Comprehensive schools were arguably the most radical education reform of the 21st century. Ending selection at 11 was a major defeat for an ideology of educational selection which had held sway in English educational politics since the late 19th century. But the comprehensive school reform of the 1960s did not end gendered, classed or racial forms of disadvantage perpetuated by the education system. New forms of inequalities arose, based particularly around 16 as the new point of academic selection and catchment areas as a means of cheating the system. One radical critique of Labour’s post-war education policy came from those based at Birmingham’s Centre for Contemporary Cultural Studies. Writing in 1989, Richard Johnson criticised the tendency to defend education ‘as it is’ against neo-liberal attacks, to make short-term ‘tactical’ responses (as Crosland did) with the broader long-term hope that through piecemeal reform, gradual social progress could be made through education. This progress has no doubt been significant, but it has also been so grindingly slow and weak that generation after generation are being educated in a system which divides us much more than it unites us.
The crux of Johnson’s critique was that this kind of short-term thinking blocks the development of an alternative which should be just as radical as the neoliberal education reforms of the 1980s. In his words:
It is not enough to assert the value of pre-Thatcher public education, or to move on to Thatcherite ground, finding some socialist virtues in the market. We need a post-Thatcher version.
New Labour tried the middle option, and for universities (and schools) it consolidated the direction of travel which led us to the dead end where we now find ourselves. We – students, lecturers, cleaners, admin staff – now have no option but to stand and fight, but we must do so clinically and around an organised structural programme for long-term change in higher education.
The comprehensive university is a useful term which we should take and transform to meet our own needs. Yes, we need to abolish the hierarchical system of institutions which creates and reflects sexist, racist and classist structures on the employment market. But we also need to go beyond this – calls to liberate our curriculum, and the campaign to remove racist colonial figures, like Cecil Rhodes, from our universities are important. We need to call for a system which does it all – we don’t want to study at a university which is free from racist symbols but which remains elitist and perpetuates class hierarchy; we don’t want to study in a non-hierarchical system of institutions where women and LGBT students still face harassment. These struggles have to be welded into one.

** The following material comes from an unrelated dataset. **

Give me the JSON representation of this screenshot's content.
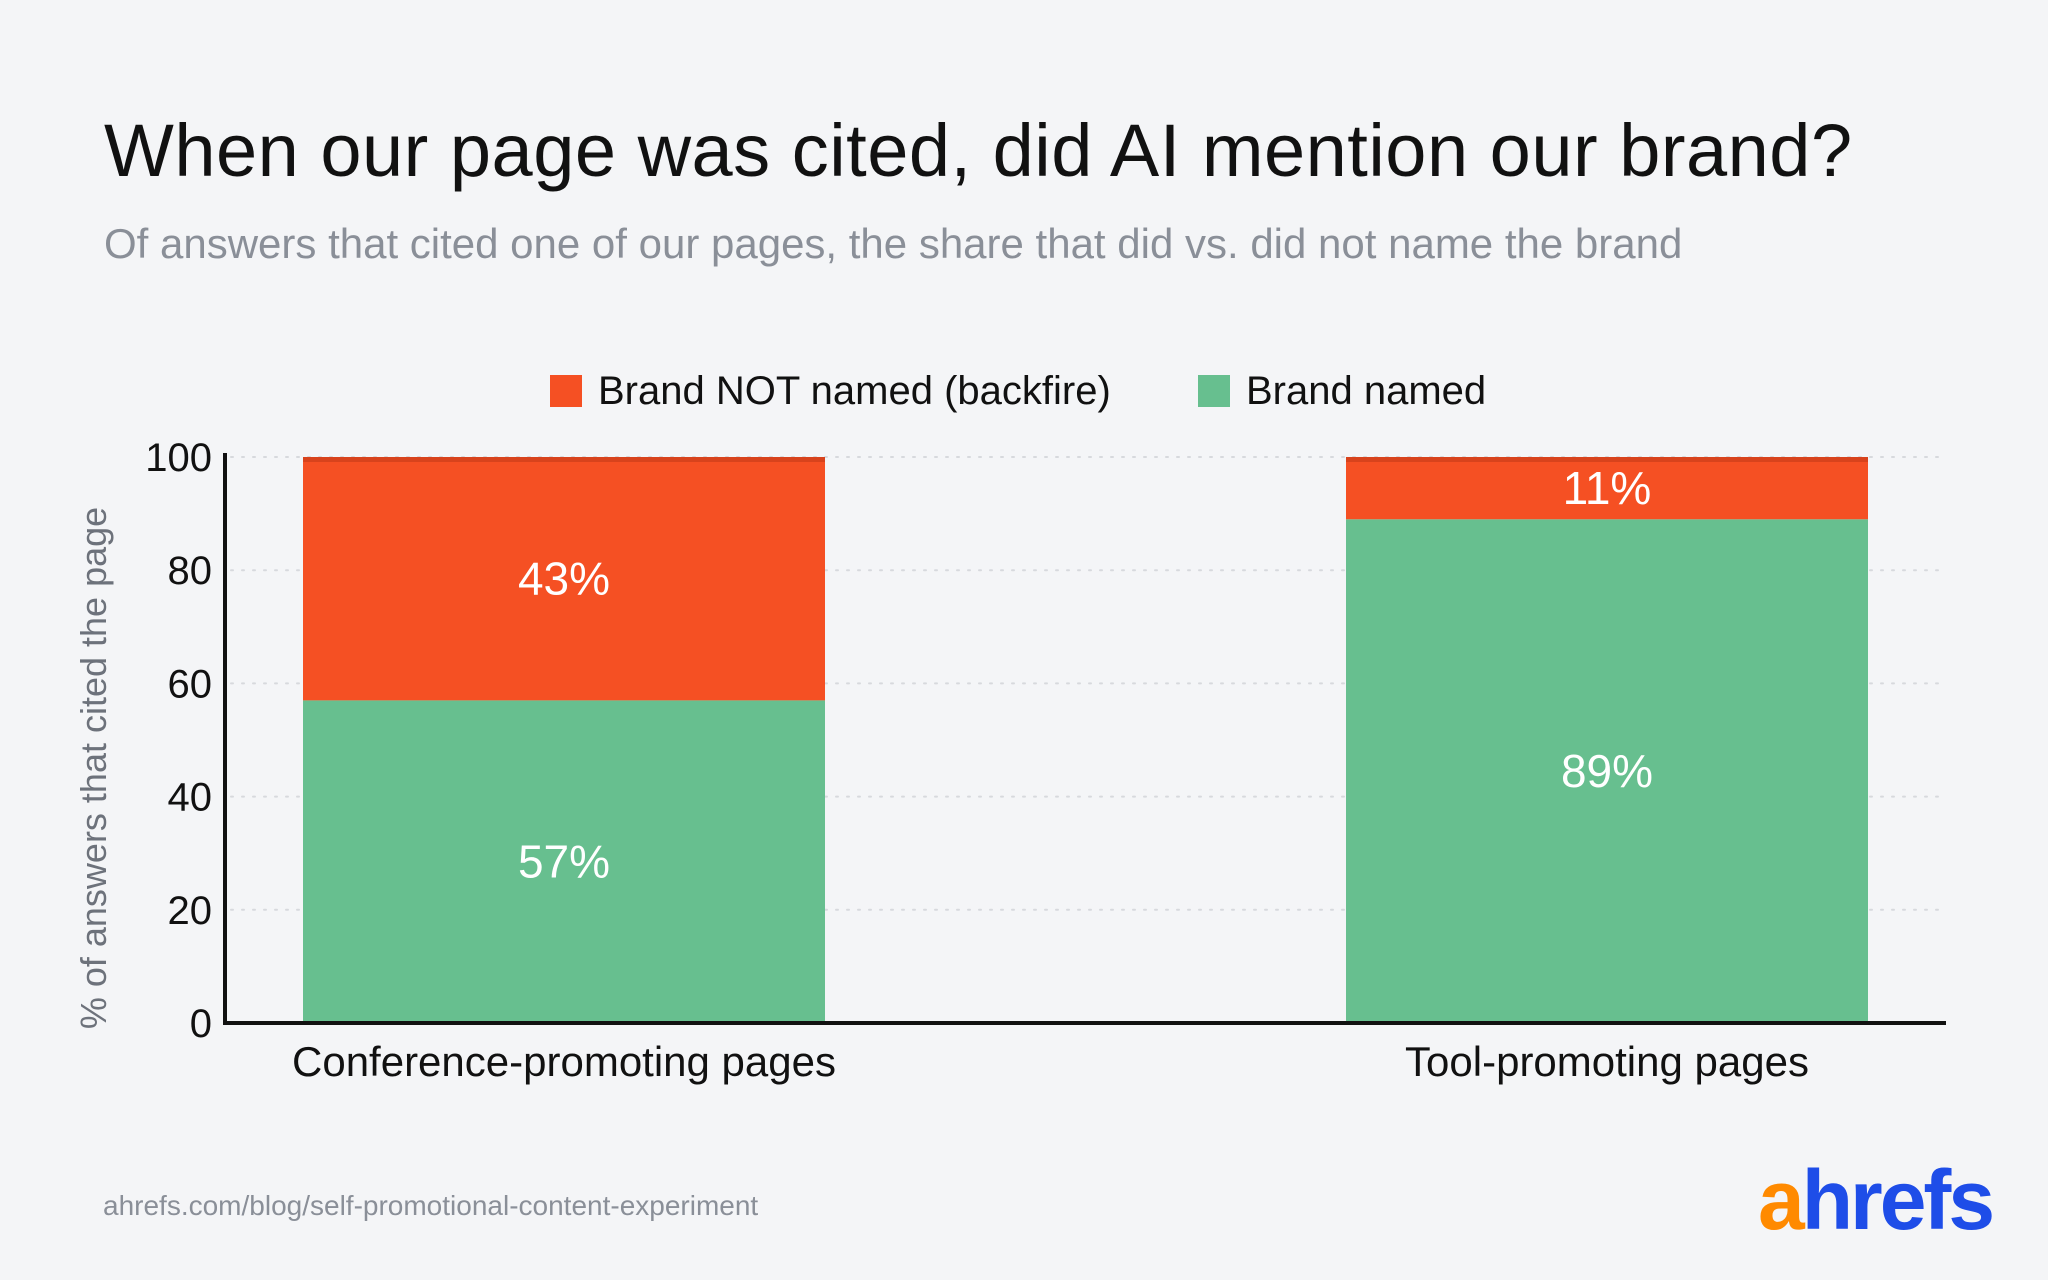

Over the next five years we will organise to resist the Teaching Education Framework, the Prevent programme and potential fee rises beyond £9k. But we also need to organise, eyes-wide-open, for a thorough and clinical political alternative for HE which we can press for within the Labour party. If the history of comprehensives and Labour’s education policy tells us one thing, it is that we cannot trust Labour to come up with an alternative which is as radical as we need it to be.
We need our own HE Green Paper and it should have all the detail and sharp political implications of a Browne Review of the left. Past radical reforms of education, from the right as well as the left, should give us hope that structural change is achievable. Short-term struggles are necessary, but we cannot keep just fighting piecemeal when what we need is systemic change.
Abolishing fees is only the start and we can, and we will, win.